How I Ended Up Sitting In Dog Pee Next To A Broken Bike On A Wednesday
The week before last, I went to get my bike to ride to work. The back tire was flat. I pumped it full of air, couldn't discern any noticeable leak, and started my ride. At a couple of red lighs, I checked the tire. It seemed ok.
I got to work and took it up to my office instead of locking it on the street. 20 minutes later, the tire was flat.
So I took the wheel off the bike and carried it on the train home. That weekend, I went to the bike shop around the corner and they replaced the tube. I was happy. They put the tire at a higher pressure than I'd been bold enough to do with my hand pump and cheap pressure gauge. Life was good.
I took the wheel back on the train to the office and got it back on the bike. I spent a good half hour messing with the brakes. The last time I took off the wheels to change from wide, mountain bike tires to narrow, city tires, I didn't quite get the back brakes right. The front has disc brakes which are apparently unbreakable. The back has -- whatever they're called -- brake pads that push against the tire rim. And they weren't quite pushing hard enough to effectively brake.
But I thought I had them on there pretty well. Both wheels are a little warped (this is a $200 Target Schwinn), so it would never be perfect.

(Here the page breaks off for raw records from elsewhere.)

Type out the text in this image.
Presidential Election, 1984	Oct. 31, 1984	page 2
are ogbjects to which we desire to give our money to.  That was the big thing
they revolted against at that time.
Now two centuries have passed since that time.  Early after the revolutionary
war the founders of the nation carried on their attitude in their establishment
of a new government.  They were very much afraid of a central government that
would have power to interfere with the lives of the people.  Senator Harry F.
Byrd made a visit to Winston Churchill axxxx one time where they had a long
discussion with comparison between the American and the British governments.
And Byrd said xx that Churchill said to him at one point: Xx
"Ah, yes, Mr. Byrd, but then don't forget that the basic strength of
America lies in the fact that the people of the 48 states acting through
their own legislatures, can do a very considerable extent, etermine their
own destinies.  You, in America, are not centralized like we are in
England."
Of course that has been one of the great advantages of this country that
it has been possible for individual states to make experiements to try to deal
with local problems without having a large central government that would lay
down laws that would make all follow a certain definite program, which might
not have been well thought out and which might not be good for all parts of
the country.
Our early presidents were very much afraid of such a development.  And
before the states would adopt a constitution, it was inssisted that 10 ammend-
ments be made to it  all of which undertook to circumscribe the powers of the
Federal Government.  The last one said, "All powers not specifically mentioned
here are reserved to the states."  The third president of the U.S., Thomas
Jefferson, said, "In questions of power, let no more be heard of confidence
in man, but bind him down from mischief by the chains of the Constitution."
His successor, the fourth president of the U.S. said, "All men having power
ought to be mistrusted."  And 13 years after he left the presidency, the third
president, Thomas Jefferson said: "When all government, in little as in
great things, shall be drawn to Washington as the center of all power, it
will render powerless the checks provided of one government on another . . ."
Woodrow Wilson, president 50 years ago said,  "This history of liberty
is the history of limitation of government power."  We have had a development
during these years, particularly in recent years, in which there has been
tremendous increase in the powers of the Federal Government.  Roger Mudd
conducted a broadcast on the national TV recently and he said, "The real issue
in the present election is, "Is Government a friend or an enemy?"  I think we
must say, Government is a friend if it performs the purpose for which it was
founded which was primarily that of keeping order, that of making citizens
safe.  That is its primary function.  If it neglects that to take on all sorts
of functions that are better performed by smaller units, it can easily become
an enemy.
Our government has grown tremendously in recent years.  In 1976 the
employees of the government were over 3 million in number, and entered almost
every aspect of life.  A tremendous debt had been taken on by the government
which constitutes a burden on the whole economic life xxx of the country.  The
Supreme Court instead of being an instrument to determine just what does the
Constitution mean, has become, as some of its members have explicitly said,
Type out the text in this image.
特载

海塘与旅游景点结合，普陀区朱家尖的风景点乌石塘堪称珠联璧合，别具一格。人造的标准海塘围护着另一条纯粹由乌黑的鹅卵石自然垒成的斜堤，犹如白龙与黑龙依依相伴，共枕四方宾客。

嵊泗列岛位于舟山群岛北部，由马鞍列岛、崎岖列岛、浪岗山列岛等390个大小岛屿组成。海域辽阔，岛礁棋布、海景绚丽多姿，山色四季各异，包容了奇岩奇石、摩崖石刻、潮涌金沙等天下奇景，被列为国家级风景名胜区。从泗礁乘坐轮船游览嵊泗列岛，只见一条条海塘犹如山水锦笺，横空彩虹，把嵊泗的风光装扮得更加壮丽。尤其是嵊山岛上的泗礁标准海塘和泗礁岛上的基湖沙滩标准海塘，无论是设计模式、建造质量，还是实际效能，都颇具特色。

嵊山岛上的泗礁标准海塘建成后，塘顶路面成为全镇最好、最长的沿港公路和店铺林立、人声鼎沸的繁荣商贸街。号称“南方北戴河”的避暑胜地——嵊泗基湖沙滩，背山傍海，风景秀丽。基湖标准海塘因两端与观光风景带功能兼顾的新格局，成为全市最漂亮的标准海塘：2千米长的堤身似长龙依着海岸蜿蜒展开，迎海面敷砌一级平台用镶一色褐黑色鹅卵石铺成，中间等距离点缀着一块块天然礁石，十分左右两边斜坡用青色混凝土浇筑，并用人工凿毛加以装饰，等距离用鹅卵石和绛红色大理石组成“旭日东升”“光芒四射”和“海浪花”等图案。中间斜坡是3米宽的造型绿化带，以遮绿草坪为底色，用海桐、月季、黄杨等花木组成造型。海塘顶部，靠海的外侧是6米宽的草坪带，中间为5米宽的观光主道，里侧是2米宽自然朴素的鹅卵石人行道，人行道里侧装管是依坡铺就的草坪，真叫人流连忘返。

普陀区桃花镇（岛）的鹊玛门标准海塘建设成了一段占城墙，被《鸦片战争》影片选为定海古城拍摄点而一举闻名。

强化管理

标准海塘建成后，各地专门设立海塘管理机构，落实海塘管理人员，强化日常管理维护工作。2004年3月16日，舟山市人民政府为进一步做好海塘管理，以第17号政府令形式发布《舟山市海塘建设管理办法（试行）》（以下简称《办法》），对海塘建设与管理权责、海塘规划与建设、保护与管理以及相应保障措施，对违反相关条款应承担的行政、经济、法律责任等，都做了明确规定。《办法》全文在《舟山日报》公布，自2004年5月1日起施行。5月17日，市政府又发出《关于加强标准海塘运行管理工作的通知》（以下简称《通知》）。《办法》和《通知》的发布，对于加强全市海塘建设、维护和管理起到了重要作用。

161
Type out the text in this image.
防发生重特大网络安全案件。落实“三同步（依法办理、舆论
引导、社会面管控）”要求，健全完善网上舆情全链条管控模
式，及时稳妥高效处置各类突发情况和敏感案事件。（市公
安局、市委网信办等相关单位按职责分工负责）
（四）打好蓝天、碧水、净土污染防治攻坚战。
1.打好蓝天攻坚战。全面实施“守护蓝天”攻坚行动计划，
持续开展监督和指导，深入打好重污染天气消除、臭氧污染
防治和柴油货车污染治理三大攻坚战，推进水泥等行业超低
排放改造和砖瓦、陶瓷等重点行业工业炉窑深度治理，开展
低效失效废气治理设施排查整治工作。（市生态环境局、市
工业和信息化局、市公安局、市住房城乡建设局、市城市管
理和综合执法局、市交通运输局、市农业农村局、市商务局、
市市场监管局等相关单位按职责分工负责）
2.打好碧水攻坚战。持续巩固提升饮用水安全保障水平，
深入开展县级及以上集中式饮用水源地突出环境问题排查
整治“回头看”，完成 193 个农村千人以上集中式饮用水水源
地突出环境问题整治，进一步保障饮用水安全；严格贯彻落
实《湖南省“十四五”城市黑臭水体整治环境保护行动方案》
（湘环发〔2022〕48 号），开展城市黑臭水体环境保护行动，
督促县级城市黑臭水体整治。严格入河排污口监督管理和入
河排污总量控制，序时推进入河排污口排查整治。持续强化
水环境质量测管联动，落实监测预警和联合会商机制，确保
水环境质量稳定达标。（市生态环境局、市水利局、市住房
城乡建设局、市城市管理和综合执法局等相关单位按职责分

I got on the bike at the end of the day and started the long, slow, uphill climb home. I work at the Montgomery St Muni stop. I got to the next stop (Powell) and knew something was amiss. Then, between Powell and Civic Center (where we start to get into the strip club/good place to score some heroin part of Market St, the back wheel started jiggling. Yes, jiggling. I stopped, flipped it over, tried my best at tightening what there was to tighten, and got back on.
It got worse as I made my way from Civic Center to Van Ness, the least nice place on my route to be stuck, working on a bike without tools or knowledge.
I pressed onward, knowing I couldn't take my bike on the train, especially not at rush hour, and that I wasn't close enough to a bus route I knew that would take me home (though I discovered one just this week when the trains were all busted), and I couldn't lock it up in this neighborhood, especially since I'd neglected to bring both of my locks, figuring I'd just bring it up to the office.
I made it up the hill to the Castro, then over by Duboce Park, and then I just gave up. The wheel felt like it was going to just fall off.
Duboce Park is one of many parks in SF that looks like the park on the opening to Full House. It's just a big grassy rectangle on a hill with Victorian houses all around. It's always full of people walking their dogs.
Thankful for cell phones, I called M-N who bravely put both boys in the car at the witching hour and headed over. I disassembled my bike and sat on a crest I thought (apparently incorrectly) was out of the common peeing territories and waited.
She rescued me. I got home. I took the wheel back to the shop. They said the axle broke. A $10 part, but $35 labor, probably not worth it for a year-old Target bike.
Now I need to get a new bike. So I'm going to likely go to REI and spend more than $200. I looked on this awesome site: PropertyRoom but I think it's better for someone who knows what he's doing, which isn't me.
That's my story.
2 Comments:
how did you discover that you were, in fact, sitting in dog pee?
My shorts were wet yet I was pretty sure I didn't pee myself. Not very wet, almost like a late morning dew, but probably not dew, probably pee.
I was already covered in bike grease and a little blood from somehow managing to bang up my shins, so I was just happy not be sitting in poop.